Sur le corps d’Alfredo, dont la vie ne tient qu’à un fil, se déroule une bataille de longue haleine, aussi dramatique dans ses effets que monopolisée par la fausseté des déclarations officielles. Ce que l’État, avec ses fascistes au gouvernement (mais il en aurait été de même s’il y avait eu des démocrates au gouvernement), se leurre en pensant qu’il liquide une fois pour toutes, c’est la rébellion contre le Système et sa donnée fondamentale : la solidarité consciente qui en est le présupposé et la fin. La liberté est le crime qui contient tous les autres, c’est pourquoi le chœur rapace des journaux et des politiciens ne voit dans les vitrines brisées, les voitures incendiées, les cortèges non autorisés, dans tous les signes de dignité et de proximité avec Alfredo qui font irruption dans le quotidien de la terreur, que du hooliganisme et de la criminalité. Ce dont on s’indigne dit quelque chose sur ce que l’on est : pour les serviteurs du pouvoir, il est plus grave d’endommager des choses que de mettre à mort des êtres vivants ; une bombe sans morts ni blessés est un massacre, pas la longue traînée de sang que l’État, les services secrets et les fonctionnaires à double casquette ont tracée tout au long de l’histoire italienne.

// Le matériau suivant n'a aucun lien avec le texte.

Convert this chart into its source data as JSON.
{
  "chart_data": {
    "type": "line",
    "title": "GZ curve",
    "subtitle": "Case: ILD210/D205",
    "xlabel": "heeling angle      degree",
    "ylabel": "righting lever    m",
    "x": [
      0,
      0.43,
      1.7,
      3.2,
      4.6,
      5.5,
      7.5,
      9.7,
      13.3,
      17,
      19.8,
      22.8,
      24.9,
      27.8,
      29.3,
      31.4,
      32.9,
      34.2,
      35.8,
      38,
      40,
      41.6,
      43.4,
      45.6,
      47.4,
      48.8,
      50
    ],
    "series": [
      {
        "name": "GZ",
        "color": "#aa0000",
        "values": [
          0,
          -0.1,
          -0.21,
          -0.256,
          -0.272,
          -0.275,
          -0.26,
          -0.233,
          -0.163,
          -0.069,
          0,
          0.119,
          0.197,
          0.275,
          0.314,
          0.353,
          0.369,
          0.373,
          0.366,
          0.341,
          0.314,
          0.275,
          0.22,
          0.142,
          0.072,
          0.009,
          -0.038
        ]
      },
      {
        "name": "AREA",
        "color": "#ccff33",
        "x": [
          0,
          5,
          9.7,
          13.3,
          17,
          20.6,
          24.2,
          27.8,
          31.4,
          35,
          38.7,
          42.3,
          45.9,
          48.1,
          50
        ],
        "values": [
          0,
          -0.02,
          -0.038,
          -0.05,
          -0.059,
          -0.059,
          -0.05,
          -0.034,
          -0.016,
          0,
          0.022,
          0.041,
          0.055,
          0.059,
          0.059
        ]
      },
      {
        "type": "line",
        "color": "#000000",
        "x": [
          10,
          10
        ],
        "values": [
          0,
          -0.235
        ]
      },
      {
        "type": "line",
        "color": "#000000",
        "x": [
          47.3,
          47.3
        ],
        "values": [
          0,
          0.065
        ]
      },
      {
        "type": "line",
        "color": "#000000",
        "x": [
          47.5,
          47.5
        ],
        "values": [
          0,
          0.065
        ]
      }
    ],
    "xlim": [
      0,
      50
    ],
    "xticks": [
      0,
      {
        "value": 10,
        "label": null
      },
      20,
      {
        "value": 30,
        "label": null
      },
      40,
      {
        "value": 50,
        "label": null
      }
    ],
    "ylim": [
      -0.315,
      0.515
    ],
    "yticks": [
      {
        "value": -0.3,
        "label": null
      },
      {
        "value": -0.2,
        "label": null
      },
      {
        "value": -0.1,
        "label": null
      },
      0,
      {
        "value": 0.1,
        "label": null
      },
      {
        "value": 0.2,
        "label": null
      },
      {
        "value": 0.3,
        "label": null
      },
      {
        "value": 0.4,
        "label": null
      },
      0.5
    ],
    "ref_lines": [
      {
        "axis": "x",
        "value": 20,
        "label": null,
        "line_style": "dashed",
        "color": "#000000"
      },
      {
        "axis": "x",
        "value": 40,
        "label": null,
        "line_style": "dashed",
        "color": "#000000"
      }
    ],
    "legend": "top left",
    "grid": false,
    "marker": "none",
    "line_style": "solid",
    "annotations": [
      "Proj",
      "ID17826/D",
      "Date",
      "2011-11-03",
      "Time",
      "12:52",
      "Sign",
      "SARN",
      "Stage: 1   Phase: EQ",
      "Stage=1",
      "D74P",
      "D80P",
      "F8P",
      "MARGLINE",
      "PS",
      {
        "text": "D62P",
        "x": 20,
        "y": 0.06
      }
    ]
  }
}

Sur la Portella della Ginestra, la Piazza Fontana, la Piazza della Loggia, la gare de Bologne, jusqu’aux massacres de Capaci, sur tous les vrais massacres, se profile l’ombre indicible de l’État et de ses appareils.
La guerre déclarée par l’État contre les anarchistes et tous ceux qui luttent aujourd’hui est la déclinaison actuelle de la guerre de longue date que les classes dirigeantes mènent contre les opprimés et les oppresseurs depuis l’unification de l’Italie.
Pour l’État, le mouvement anarchiste et les autres courants révolutionnaires incarnent deux péchés : la préservation de la mémoire des classes subalternes et la conscience que l’on ne peut se libérer d’une domination qui repose sur les armées, les prisons et la logique de la terreur, uniquement avec des batailles d’opinion et la collecte de signatures.
La férocité de cette logique s’accompagne d’un pragmatisme dans la gestion des scénarios de crise. La guerre OTAN/Russie, qui risque jour après jour de devenir mondiale, voit en Italie l’un de ses points de jonction cruciaux avec les radars Muos, la base aérienne de Sigonella, et les dépôts d’armes nucléaires ; en même temps, l’Italie est le pays le plus instable socialement, surtout avec la cherté de la vie et l’inflation qui rongent les conditions de survie de millions de personnes, surtout dans le Sud. Le 41bis, la peine de perpétuité incompressible, les associations mafieuses parsemées dans les colonies du sud, sont un parfait instrument de contrôle et de répression de la population, pour que la colère et l’intelligence ne se rencontrent pas, décidant peut-être de perturber les précieuses servitudes militaires et énergétiques. Pour ces raisons, il ne faut pas toucher à ces institutions : bien au-delà des dangereux anarchistes connus de la préfecture de police (comme le rappellent tous les journaux), c’est à la foule inconnue des déshérités que s’adresse le message de guerre. Qu’ils se résignent, c’est l’injustice et le malheur qui sont les plus puissantes incitations au crime.